Laporan terbaru dari lembaga internasional mengungkap bahwa lebih dari 50 persen pasokan nikel dunia saat ini berasal dari Indonesia. Namun, permintaan global, terutama dari sektor baterai dan stainless steel, belum mampu menyerap lonjakan pasokan.
Hal ini menyebabkan harga nikel global terus melemah, margin menyempit, dan tekanan terhadap pelaku IUP semakin berat.
"Kita tidak bisa hanya fokus menambah kapasitas tanpa memperhatikan permintaan. Ini saatnya pemerintah melakukan kontrol produksi dan menyesuaikan arah hilirisasi," kata Meidy Katrin Lengkey, Sekjen APNI, Kamis (31/7).
Data dari FERROALOY menunjukkan bahwa produksi NPI Indonesia terus meningkat dari tahun ke tahun, sementara FENI tetap kecil porsinya.
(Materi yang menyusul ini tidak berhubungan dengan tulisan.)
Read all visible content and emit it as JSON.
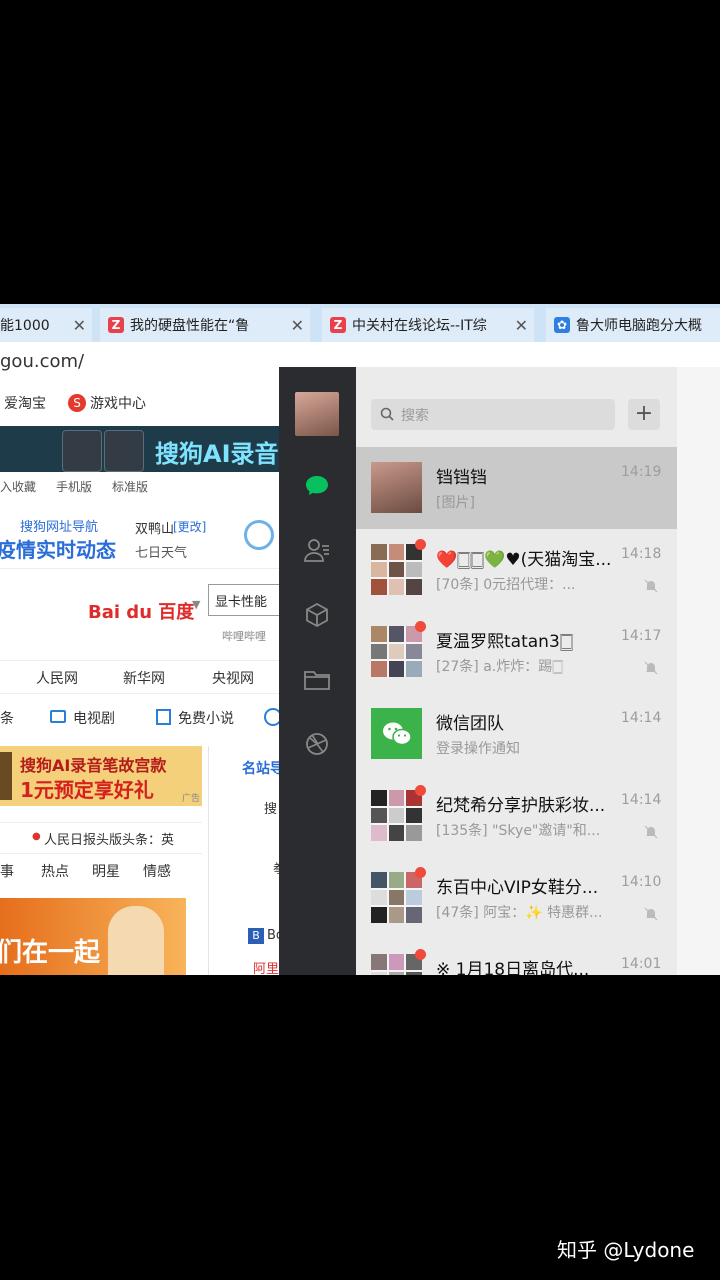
{
  "browser": {
    "tabs": [
      {
        "label": "能1000",
        "icon": "ie-tab-icon"
      },
      {
        "label": "我的硬盘性能在“鲁",
        "icon": "z-logo-icon"
      },
      {
        "label": "中关村在线论坛--IT综",
        "icon": "z-logo-icon"
      },
      {
        "label": "鲁大师电脑跑分大概",
        "icon": "paw-logo-icon"
      }
    ],
    "url": "gou.com/"
  },
  "webpage": {
    "top_links": [
      "爱淘宝",
      "游戏中心"
    ],
    "banner_text": "搜狗AI录音",
    "sub_links": [
      "加入收藏",
      "手机版",
      "标准版"
    ],
    "news_nav_label": "搜狗网址导航",
    "news_headline": "疫情实时动态",
    "weather_city": "双鸭山",
    "weather_change": "[更改]",
    "weather_label": "七日天气",
    "baidu_logo": "Bai du 百度",
    "search_value": "显卡性能",
    "search_hint": "哔哩哔哩",
    "site_links": [
      "人民网",
      "新华网",
      "央视网"
    ],
    "categories": [
      "条",
      "电视剧",
      "免费小说"
    ],
    "ad_line1": "搜狗AI录音笔故宫款",
    "ad_line2": "1元预定享好礼",
    "ad_tag": "广告",
    "right_tab": "名站导",
    "right_text": [
      "搜",
      "拳"
    ],
    "headline_ticker": "人民日报头版头条：英",
    "topic_tabs": [
      "军事",
      "热点",
      "明星",
      "情感"
    ],
    "image_caption": "们在一起",
    "right_items": [
      "Bo",
      "阿里"
    ]
  },
  "wechat": {
    "search_placeholder": "搜索",
    "add_label": "+",
    "chats": [
      {
        "name": "铛铛铛",
        "preview": "[图片]",
        "time": "14:19",
        "selected": true,
        "muted": false,
        "unread": false
      },
      {
        "name": "❤️🀆🀆💚♥(天猫淘宝...",
        "preview": "[70条] 0元招代理：...",
        "time": "14:18",
        "selected": false,
        "muted": true,
        "unread": true
      },
      {
        "name": "夏温罗熙tatan3🀆",
        "preview": "[27条] a.炸炸：踢🀆",
        "time": "14:17",
        "selected": false,
        "muted": true,
        "unread": true
      },
      {
        "name": "微信团队",
        "preview": "登录操作通知",
        "time": "14:14",
        "selected": false,
        "muted": false,
        "unread": false
      },
      {
        "name": "纪梵希分享护肤彩妆...",
        "preview": "[135条] \"Skye\"邀请\"和...",
        "time": "14:14",
        "selected": false,
        "muted": true,
        "unread": true
      },
      {
        "name": "东百中心VIP女鞋分...",
        "preview": "[47条] 阿宝：✨ 特惠群...",
        "time": "14:10",
        "selected": false,
        "muted": true,
        "unread": true
      },
      {
        "name": "※ 1月18日离岛代...",
        "preview": "",
        "time": "14:01",
        "selected": false,
        "muted": false,
        "unread": true
      }
    ]
  },
  "watermark": "知乎 @Lydone"
}
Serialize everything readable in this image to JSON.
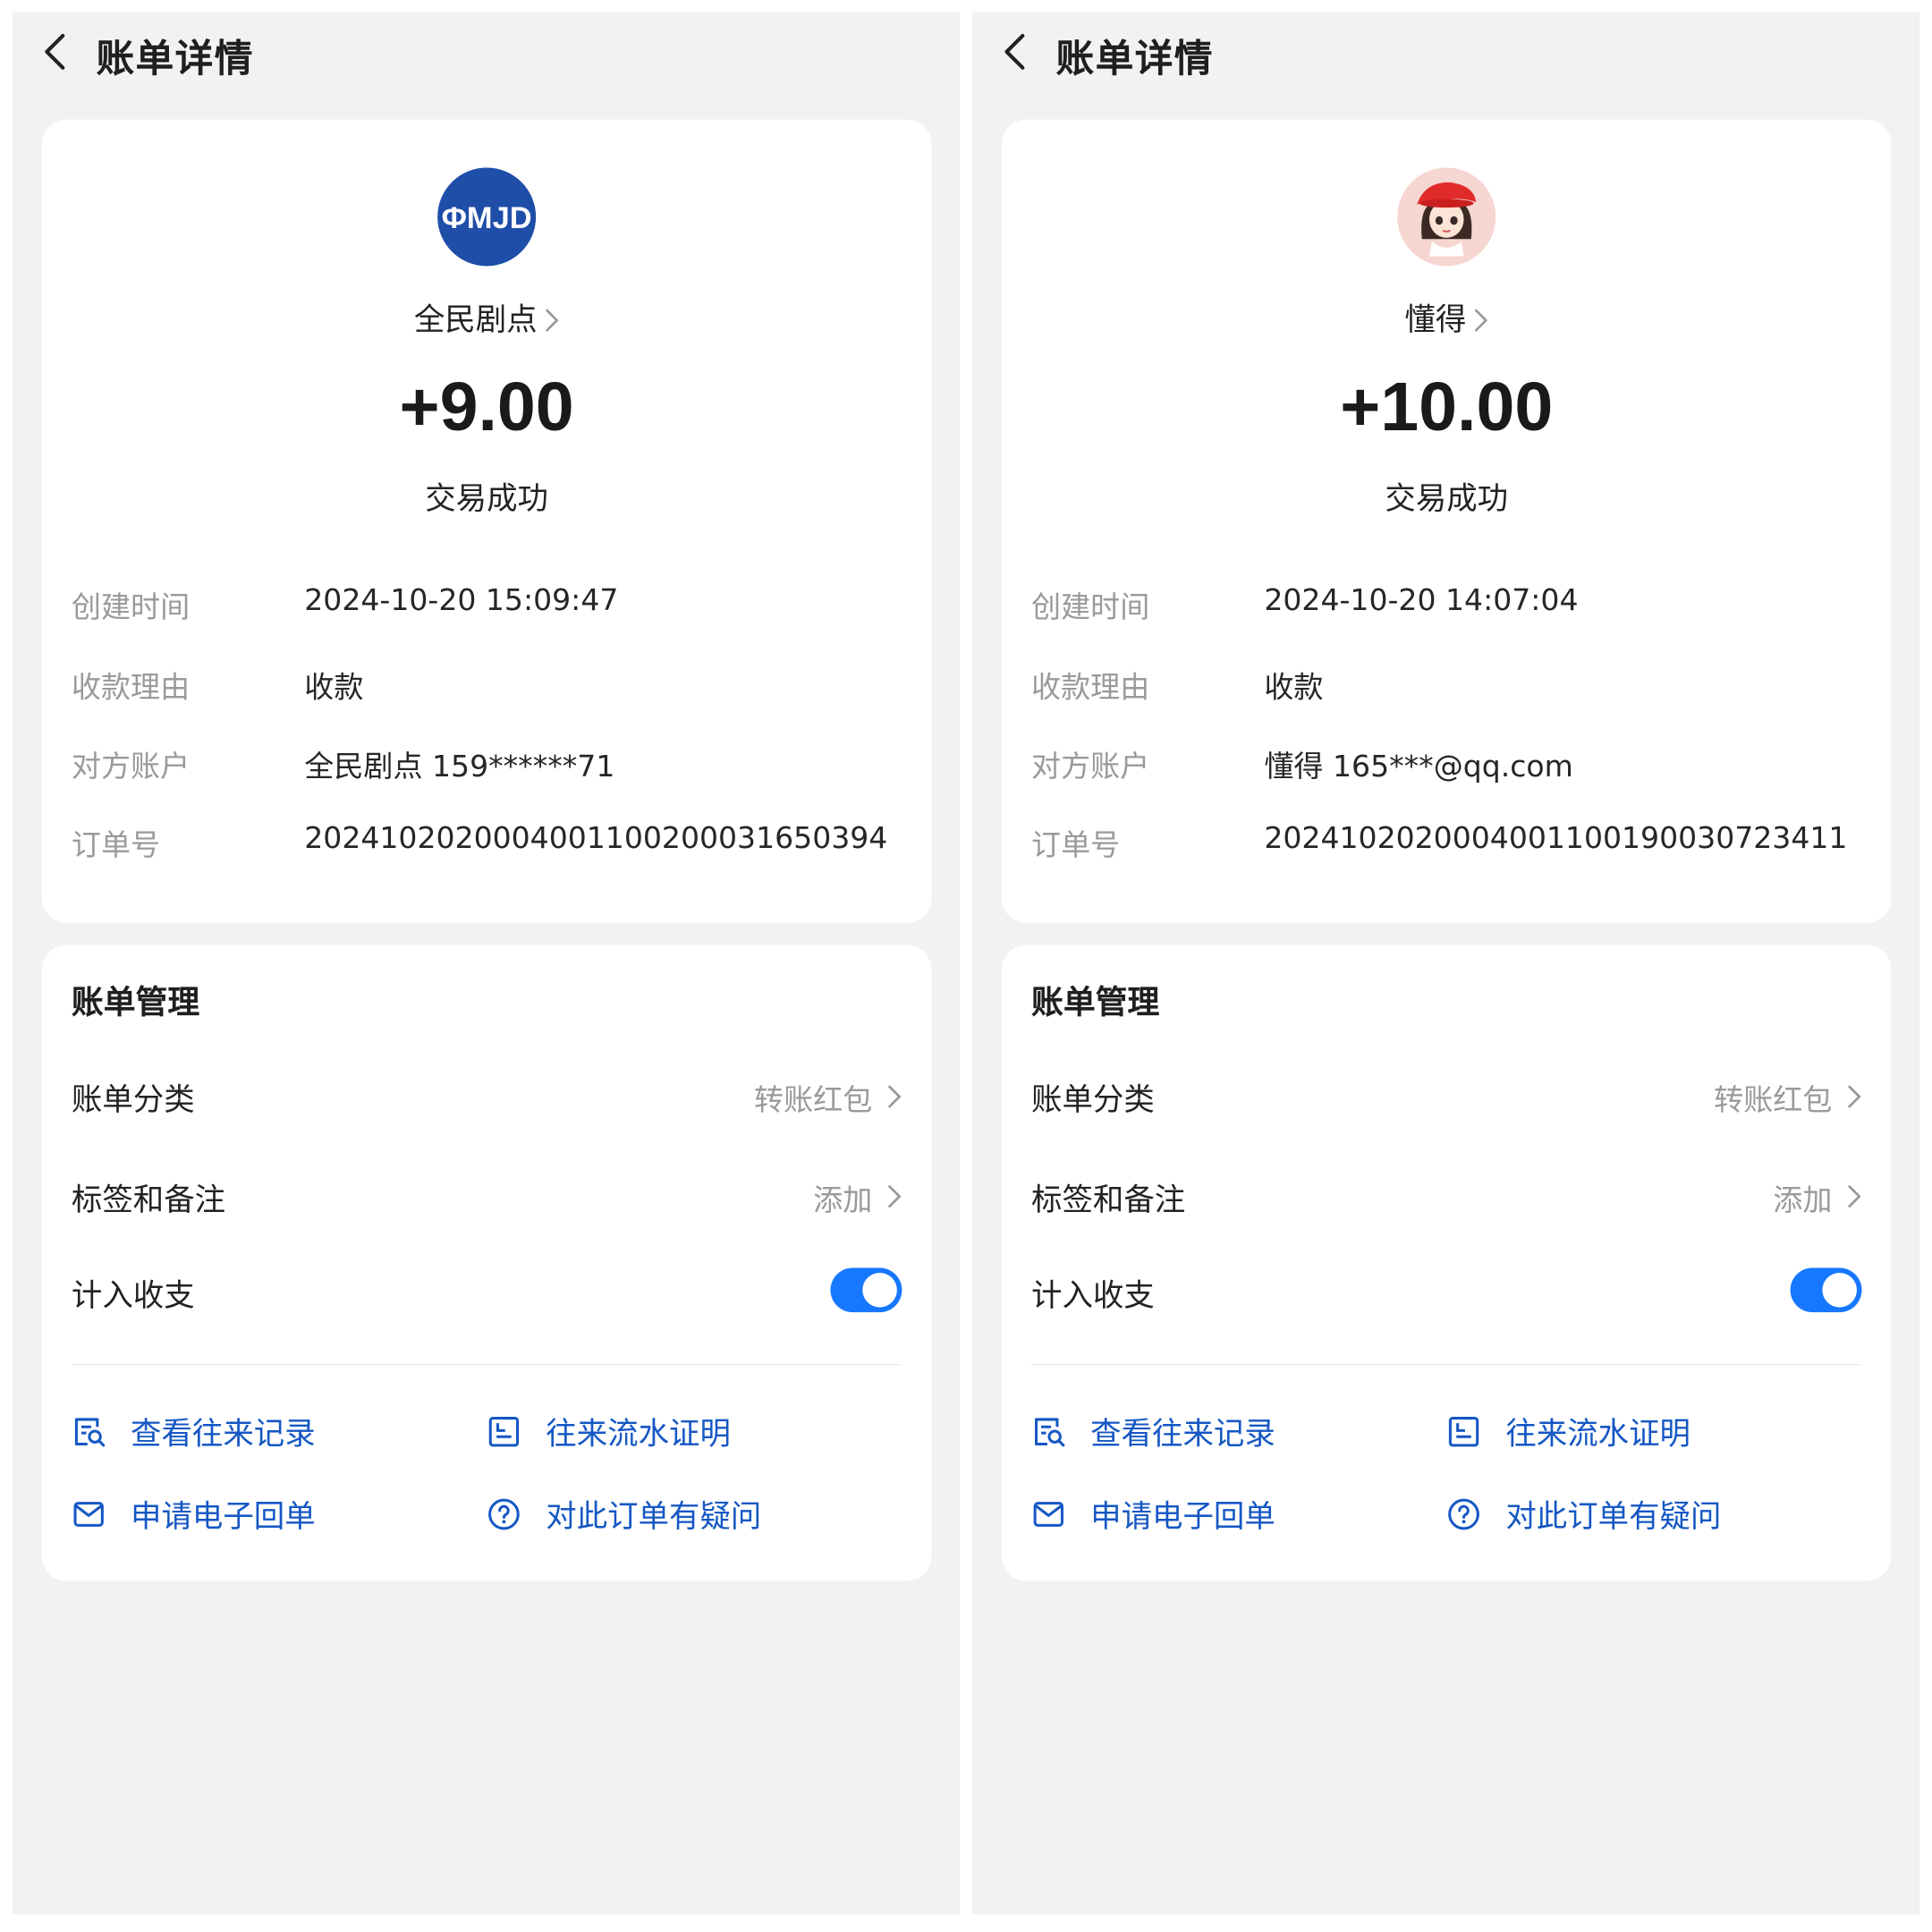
{
  "colors": {
    "accent": "#1677ff",
    "link_text": "#1557c4",
    "muted_text": "#9a9a9a",
    "page_background": "#f2f2f2",
    "card_background": "#ffffff"
  },
  "screens": [
    {
      "nav": {
        "title": "账单详情",
        "back_icon": "chevron-left-icon"
      },
      "payee": {
        "name": "全民剧点",
        "avatar_text": "ΦMJD",
        "avatar_color": "#1e4ea8"
      },
      "amount": "+9.00",
      "status": "交易成功",
      "details": [
        {
          "label": "创建时间",
          "value": "2024-10-20 15:09:47"
        },
        {
          "label": "收款理由",
          "value": "收款"
        },
        {
          "label": "对方账户",
          "value": "全民剧点 159******71"
        },
        {
          "label": "订单号",
          "value": "2024102020004001100200031650394"
        }
      ],
      "management": {
        "title": "账单管理",
        "rows": [
          {
            "label": "账单分类",
            "value": "转账红包"
          },
          {
            "label": "标签和备注",
            "value": "添加"
          },
          {
            "label": "计入收支",
            "toggle_on": true
          }
        ],
        "links": [
          {
            "label": "查看往来记录",
            "icon": "record-search-icon"
          },
          {
            "label": "往来流水证明",
            "icon": "statement-icon"
          },
          {
            "label": "申请电子回单",
            "icon": "mail-icon"
          },
          {
            "label": "对此订单有疑问",
            "icon": "help-circle-icon"
          }
        ]
      }
    },
    {
      "nav": {
        "title": "账单详情",
        "back_icon": "chevron-left-icon"
      },
      "payee": {
        "name": "懂得",
        "avatar_text": "",
        "avatar_color": "#f6d6d0"
      },
      "amount": "+10.00",
      "status": "交易成功",
      "details": [
        {
          "label": "创建时间",
          "value": "2024-10-20 14:07:04"
        },
        {
          "label": "收款理由",
          "value": "收款"
        },
        {
          "label": "对方账户",
          "value": "懂得 165***@qq.com"
        },
        {
          "label": "订单号",
          "value": "2024102020004001100190030723411"
        }
      ],
      "management": {
        "title": "账单管理",
        "rows": [
          {
            "label": "账单分类",
            "value": "转账红包"
          },
          {
            "label": "标签和备注",
            "value": "添加"
          },
          {
            "label": "计入收支",
            "toggle_on": true
          }
        ],
        "links": [
          {
            "label": "查看往来记录",
            "icon": "record-search-icon"
          },
          {
            "label": "往来流水证明",
            "icon": "statement-icon"
          },
          {
            "label": "申请电子回单",
            "icon": "mail-icon"
          },
          {
            "label": "对此订单有疑问",
            "icon": "help-circle-icon"
          }
        ]
      }
    }
  ]
}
Ini menandakan dominasi strategi volume tanpa evaluasi daya serap pasar.
Selain pengendalian produksi, APNI juga mendorong penerapan standar ESG nasional sebagai bentuk komitmen terhadap praktik pertambangan berkelanjutan. Langkah ini juga penting untuk mempertahankan akses pasar ekspor, terutama ke negara-negara yang menuntut transparansi lingkungan dan sosial.
"APNI berharap pemerintah dapat segera meninjau ulang kebijakan RKAB, HPM, serta arah hilirisasi agar industri nikel nasional tetap kompetitif dan berkelanjutan di tengah tantangan global," kata Meidy.
Meidy menjelaskan Indonesia telah menjadi produsen utama nikel dunia (>50 persen pangsa pasar global). Namun, ekspansi produksi yang agresif tanpa pengendalian telah menciptakan kelebihan pasokan (oversupply) yang menekan harga dan membahayakan kelangsungan usaha pertambangan dan pengolahan nikel.
Sehingga hal tersebut menimbulkan permasalahan kelebihan kapasitas produksi smelter (HPAL & RKEF), permintaan hilir belum mampu menyerap output, harga LME dan SMM turun signifikan, banyak smelter beroperasi pada kondisi rugi, tekanan ESG dari pasar global, RKAB satu tahun, kenaikan PPN, royalti, dan regulasi fiskal belum adaptif.
"Dampaknya penurunan harga jual, ketidaklayakan ekonomi Hilir, kesenjangan antara regulasi dan kenyataan pasar, eksistensi industri nasional terancam," kata Meidy.
APNI merekomendasikan agar dilakukan moratorium ekspansi smelter baru hingga keseimbangan tercapai, RKAB tetap tiga tahun, perumusan ulang HMA/HPM agar mencerminkan real cost dan market, penyusunan peta jalan hilirisasi berbasis permintaan global, pembentukan standar ESG nasional dan diversifikasi pasar ekspor dan skema insentif untuk proyek berkualitas tinggi.
"Tanpa intervensi kebijakan, Indonesia berisiko memasuki siklus boom-bust berkepanjangan. APNI mendorong kolaborasi bersama untuk menata ulang arah industri nikel nasional agar lebih sehat, kompetitif, dan berkelanjutan," tutur Meidy.